Reader, if you're anything like me, life without spicy food is not a life worth living. You binge Hot Ones and daydream about what the sauces taste like and whether you'd be able to handle the last dab. You live for that temporary panic, that "oh crap" moment when you've added too much wasabi to your sushi and suddenly your nasal passages are ablaze. You tried the fire noodles your roommate brought back from their mid-Quarantine shopping trip from Brooklyn to K Town and ate the remaining package for dinner on a Tuesday, despite the pain of it all.

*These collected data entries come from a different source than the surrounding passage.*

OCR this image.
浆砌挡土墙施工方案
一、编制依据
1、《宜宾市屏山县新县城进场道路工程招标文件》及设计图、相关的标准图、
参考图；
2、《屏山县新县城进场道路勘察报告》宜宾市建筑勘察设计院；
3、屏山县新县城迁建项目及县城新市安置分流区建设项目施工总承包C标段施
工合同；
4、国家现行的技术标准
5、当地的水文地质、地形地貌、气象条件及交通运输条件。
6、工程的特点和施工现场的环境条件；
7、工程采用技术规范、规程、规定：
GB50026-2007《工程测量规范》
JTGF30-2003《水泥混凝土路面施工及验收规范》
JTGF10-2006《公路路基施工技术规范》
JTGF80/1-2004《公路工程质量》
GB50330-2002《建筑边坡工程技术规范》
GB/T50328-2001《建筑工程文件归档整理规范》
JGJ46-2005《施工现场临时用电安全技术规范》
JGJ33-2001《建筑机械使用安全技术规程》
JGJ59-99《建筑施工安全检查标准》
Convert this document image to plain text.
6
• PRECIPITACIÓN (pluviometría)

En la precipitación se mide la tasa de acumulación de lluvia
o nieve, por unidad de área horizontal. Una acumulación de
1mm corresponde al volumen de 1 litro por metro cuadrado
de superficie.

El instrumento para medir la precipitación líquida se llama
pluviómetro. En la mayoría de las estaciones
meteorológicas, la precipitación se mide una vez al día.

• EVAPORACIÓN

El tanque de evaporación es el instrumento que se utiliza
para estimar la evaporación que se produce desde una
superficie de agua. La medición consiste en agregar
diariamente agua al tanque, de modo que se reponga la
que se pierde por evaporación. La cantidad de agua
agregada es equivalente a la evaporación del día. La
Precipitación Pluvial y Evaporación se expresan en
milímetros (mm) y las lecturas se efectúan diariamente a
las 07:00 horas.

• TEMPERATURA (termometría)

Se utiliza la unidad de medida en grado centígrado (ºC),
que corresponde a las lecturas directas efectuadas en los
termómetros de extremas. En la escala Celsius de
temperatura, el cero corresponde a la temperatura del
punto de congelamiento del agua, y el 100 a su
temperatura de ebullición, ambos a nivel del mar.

Although at moments, your stomach may hate your penchant for heat, eating spicy foods may actually do a body good, according to preliminary research, according to a report from the American Heart Association. The early information, which is set to be presented at the organization's Scientific Sessions 2020 showed, among other things, that those who eat chili peppers may live longer lives, with decreased risk of cardiovascular issues or cancer.
While previous studies have shown that the spicy fruit's capsaicin has positive health effects, including its "anti-inflammatory, antioxidant, anticancer and blood-glucose regulating effect," researchers analyzed 4,728 studies, which included over 570,000 health records, to come to this conclusion, The Independent reported.
"We were surprised to find that in these previously published studies, regular consumption of chili pepper was associated with an overall risk-reduction of all cause, CVD and cancer mortality. It highlights that dietary factors may play an important role in overall health," Bo Xu, who is the senior author of the study and works as a cardiologist at the Cleveland Clinic’s Heart, Vascular & Thoracic Institute said of the findings. Despite these positive indicators is a caveat. “The exact reasons and mechanisms that might explain our findings, though, are currently unknown. Therefore, it is impossible to conclusively say that eating more chili pepper can prolong life and reduce deaths, especially from cardiovascular factors or cancer. More research, especially evidence from randomized controlled studies, is needed to confirm these preliminary findings.”
Although the jury may still be out, I'm going to treat myself to a bag of hot chips anyways -- after all, I am a female born after 1993. It's one of the few things I know.